Maar voor de minister is die 25/75 verhouding wel een ondergrens. De logica daarvan
ontgaat mij, want in het kader van de wettekst kan het ook 50/50 of welke andere
verhouding dan ook zijn. Kan de minister eens aangeven waarom 25/75 verhouding nog net wel
binnen de bedoeling van de wetgever valt en 30/70 niet? En daarmee is tegelijkertijd ook
een zwakte van deze wet aan de orde. Een echte Poldermodelwet. Een compromis tussen
doeluitkering en gemeentelijke autonomie, dat weer ruimte schept voor
interpetatieverschillen. En daarom wordt het tovermiddel van de jaren '90 onmiddellijk in
gereedheid gebracht: monitoring. Als een wet aanvaard is schept deze geen duidelijkheid,
zodat iedereen weet waar hij of zij aan toe is, maar start een welhaast permanent proces
van monitoring, evaluatie en bijstelling: een zompig traject.

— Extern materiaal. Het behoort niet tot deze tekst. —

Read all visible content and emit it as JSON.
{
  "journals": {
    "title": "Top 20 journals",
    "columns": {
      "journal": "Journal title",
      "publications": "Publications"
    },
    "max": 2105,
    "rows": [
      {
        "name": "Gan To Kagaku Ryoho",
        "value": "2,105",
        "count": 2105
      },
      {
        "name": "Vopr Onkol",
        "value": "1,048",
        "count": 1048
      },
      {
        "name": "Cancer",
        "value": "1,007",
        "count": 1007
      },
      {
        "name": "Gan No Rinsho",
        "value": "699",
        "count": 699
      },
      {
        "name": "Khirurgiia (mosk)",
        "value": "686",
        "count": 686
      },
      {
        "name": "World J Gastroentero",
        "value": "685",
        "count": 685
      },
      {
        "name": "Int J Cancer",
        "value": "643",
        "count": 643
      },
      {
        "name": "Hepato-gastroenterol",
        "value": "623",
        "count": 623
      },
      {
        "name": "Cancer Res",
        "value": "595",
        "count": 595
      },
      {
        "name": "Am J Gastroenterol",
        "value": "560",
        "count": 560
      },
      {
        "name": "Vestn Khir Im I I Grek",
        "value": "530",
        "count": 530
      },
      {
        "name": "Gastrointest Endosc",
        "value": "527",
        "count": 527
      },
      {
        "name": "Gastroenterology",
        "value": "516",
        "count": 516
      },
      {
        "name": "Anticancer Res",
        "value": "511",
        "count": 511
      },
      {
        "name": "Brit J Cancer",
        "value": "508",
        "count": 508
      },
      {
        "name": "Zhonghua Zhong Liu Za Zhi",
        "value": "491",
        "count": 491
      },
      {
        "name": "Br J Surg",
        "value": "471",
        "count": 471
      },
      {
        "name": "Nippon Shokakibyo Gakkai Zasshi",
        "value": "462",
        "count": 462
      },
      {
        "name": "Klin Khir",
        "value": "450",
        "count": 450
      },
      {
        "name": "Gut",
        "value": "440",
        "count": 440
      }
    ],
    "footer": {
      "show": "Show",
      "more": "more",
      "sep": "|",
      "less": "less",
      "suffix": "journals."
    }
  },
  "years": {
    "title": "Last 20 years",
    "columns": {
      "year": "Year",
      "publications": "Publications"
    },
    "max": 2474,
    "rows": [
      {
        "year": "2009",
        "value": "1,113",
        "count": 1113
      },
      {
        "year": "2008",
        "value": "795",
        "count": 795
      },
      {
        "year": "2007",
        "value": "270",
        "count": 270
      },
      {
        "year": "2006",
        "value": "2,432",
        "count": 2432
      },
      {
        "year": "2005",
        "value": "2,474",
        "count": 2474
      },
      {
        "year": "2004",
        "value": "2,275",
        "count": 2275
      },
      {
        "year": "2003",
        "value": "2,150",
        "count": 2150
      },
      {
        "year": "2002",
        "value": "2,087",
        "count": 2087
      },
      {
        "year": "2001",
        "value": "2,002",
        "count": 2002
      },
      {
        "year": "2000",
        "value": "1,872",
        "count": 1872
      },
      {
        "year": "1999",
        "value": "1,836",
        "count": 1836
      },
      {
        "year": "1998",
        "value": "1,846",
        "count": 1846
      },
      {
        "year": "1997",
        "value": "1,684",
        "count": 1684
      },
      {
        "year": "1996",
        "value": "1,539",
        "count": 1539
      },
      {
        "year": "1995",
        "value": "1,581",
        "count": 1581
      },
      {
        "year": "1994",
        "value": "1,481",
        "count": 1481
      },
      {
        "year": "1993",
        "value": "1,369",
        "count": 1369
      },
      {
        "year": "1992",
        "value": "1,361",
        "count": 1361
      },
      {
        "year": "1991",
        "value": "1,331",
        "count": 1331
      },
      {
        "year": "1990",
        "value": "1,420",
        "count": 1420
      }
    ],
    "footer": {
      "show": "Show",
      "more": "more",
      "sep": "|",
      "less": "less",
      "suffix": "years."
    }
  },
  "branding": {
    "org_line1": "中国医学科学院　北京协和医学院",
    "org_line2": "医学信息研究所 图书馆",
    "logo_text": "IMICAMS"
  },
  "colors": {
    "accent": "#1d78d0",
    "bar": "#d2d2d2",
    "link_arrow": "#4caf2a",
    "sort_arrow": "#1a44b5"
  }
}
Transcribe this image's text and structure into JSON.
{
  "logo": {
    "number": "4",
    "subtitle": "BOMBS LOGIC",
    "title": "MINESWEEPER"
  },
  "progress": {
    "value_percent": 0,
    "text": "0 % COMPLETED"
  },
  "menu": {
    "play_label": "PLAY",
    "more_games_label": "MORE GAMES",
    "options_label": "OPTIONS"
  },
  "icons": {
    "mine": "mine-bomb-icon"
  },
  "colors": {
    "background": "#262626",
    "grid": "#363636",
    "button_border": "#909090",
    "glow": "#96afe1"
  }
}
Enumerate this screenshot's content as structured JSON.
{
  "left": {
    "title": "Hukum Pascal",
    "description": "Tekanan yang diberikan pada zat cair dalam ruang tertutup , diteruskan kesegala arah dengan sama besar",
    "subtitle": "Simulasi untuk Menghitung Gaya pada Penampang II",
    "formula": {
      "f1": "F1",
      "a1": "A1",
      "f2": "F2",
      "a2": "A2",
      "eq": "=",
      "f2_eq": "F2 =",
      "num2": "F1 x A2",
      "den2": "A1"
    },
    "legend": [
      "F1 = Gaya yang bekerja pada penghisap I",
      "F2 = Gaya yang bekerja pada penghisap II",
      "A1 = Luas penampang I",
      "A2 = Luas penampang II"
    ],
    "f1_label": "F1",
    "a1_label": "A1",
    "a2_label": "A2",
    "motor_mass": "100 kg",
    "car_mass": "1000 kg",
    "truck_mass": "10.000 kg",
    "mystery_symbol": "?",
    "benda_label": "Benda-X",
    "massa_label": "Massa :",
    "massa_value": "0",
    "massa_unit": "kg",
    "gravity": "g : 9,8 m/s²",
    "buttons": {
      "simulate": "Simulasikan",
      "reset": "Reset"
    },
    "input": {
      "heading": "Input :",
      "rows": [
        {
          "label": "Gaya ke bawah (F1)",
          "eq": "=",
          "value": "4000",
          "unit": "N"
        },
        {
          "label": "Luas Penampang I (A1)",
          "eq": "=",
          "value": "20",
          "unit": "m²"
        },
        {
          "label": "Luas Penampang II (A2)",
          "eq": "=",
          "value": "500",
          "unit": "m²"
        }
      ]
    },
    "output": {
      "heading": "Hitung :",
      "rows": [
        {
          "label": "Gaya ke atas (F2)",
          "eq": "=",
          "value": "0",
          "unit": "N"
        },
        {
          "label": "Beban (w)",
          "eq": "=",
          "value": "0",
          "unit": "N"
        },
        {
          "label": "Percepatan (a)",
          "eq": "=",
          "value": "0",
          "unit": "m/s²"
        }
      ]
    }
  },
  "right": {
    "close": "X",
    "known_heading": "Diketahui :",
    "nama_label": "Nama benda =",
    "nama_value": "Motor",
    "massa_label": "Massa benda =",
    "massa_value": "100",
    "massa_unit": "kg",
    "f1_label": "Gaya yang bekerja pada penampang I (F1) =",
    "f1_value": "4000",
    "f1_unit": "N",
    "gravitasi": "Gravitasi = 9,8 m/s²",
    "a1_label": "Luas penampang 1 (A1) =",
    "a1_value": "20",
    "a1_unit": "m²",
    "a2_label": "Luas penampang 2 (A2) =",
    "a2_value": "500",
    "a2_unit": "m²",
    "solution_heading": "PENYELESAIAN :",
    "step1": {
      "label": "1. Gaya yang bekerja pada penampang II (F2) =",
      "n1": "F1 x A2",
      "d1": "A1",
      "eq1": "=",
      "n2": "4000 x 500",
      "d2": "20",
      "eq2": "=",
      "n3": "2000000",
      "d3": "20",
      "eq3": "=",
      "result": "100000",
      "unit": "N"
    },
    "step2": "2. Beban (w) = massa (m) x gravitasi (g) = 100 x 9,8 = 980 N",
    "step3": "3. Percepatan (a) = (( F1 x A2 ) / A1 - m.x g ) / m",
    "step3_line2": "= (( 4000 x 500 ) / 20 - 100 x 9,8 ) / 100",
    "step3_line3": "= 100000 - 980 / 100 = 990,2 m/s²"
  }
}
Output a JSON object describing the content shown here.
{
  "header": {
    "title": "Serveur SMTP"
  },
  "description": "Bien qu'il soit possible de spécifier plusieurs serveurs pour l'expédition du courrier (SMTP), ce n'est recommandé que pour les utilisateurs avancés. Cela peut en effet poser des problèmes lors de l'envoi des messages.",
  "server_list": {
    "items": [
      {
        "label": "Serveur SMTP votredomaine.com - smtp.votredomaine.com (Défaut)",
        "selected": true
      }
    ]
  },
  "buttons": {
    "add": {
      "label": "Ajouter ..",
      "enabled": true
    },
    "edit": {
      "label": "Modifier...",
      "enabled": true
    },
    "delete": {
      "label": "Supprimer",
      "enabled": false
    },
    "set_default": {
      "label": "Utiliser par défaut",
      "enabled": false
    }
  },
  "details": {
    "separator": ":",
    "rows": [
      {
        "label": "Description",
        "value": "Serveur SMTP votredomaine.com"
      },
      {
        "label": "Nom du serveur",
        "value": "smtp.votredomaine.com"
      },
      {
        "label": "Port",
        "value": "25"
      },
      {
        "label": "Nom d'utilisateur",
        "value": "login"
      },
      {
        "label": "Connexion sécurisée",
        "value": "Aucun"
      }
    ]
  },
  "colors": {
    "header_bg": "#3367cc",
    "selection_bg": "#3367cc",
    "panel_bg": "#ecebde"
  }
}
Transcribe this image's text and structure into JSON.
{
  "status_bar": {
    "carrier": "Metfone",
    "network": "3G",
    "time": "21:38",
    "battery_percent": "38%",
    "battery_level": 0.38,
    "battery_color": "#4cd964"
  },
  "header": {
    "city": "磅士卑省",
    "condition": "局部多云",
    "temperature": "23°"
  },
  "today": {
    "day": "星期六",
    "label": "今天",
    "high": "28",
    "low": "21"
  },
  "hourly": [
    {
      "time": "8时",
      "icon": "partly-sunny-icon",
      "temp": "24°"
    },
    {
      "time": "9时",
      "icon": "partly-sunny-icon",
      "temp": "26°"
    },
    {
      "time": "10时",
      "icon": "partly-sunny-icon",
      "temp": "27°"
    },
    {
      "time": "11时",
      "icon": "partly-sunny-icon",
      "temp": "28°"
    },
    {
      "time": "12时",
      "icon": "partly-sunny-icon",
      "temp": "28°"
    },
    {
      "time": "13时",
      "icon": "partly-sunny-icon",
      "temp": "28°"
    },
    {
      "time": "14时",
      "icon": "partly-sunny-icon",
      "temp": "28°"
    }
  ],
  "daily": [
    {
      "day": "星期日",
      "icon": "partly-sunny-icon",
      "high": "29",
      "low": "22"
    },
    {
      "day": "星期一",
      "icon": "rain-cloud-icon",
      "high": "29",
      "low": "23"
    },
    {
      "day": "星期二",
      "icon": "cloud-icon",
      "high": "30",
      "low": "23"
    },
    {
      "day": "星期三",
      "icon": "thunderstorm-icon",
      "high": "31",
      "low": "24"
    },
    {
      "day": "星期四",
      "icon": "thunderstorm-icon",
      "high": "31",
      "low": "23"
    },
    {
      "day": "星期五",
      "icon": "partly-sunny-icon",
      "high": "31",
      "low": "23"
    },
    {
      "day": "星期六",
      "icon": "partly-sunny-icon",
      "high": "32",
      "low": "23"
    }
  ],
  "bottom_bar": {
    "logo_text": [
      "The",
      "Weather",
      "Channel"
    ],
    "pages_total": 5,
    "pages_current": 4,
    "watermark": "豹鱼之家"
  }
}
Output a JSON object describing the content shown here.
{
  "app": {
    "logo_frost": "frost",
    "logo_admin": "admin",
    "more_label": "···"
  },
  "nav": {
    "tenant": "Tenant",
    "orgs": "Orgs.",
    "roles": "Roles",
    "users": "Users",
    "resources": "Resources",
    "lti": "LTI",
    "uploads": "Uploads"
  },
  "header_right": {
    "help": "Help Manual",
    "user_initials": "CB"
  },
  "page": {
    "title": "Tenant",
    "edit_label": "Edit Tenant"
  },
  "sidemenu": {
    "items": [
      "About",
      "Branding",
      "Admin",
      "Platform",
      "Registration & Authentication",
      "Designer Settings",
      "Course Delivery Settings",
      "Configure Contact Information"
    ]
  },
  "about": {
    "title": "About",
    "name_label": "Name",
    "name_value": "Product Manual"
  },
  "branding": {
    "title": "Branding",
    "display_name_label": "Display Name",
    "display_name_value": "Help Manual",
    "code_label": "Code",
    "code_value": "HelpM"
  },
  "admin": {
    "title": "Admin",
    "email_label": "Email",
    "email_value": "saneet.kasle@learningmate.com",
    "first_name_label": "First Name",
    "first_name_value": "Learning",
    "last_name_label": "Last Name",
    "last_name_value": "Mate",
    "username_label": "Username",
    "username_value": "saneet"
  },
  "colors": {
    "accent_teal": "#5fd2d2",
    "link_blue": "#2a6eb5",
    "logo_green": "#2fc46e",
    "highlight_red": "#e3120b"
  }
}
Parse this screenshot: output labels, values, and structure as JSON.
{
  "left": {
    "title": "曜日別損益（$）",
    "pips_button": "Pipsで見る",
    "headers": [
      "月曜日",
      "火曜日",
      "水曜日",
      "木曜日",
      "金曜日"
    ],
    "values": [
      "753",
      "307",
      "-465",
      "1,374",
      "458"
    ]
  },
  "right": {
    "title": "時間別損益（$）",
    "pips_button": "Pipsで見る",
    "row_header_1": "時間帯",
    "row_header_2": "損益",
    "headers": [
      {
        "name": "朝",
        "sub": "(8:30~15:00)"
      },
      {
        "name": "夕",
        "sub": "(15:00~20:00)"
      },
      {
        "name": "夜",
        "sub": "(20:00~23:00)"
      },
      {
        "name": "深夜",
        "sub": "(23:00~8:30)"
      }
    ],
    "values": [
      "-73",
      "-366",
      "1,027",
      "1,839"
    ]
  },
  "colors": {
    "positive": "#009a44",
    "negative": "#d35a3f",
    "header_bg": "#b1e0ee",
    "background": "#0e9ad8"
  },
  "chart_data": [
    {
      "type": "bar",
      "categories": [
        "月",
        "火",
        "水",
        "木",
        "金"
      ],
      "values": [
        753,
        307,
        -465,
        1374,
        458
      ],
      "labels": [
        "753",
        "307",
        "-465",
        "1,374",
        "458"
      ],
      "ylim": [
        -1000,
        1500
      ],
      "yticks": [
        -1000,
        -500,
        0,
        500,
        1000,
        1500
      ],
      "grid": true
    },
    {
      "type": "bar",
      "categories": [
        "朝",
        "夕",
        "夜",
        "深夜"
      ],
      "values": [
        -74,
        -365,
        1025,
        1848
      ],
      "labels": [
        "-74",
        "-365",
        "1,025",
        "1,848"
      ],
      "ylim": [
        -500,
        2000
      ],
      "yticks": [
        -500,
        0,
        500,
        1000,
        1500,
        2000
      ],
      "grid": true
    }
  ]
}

Eén zalmsnip maakt nog geen lente voor de minima
Er wordt 680 miljoen toegevoegd aan het gemeentefonds voor de uitvoering van deze wet. Een
simpele rekensom laat zien dat, wat CDA en PvdA nu blijkbaar ook willen, een gerichte
maatregel voor de huishoudens die op een minimum zitten (ca 1 miljoen huishoudens), hen
680 gulden oplevert. Eén zalmsnip maakt geen lente, maar met 7 snippen klaart de lucht
toch meer op. (ligt natuurlijk iets gecompliceerder: hogere invoeringskosten; armoedeval).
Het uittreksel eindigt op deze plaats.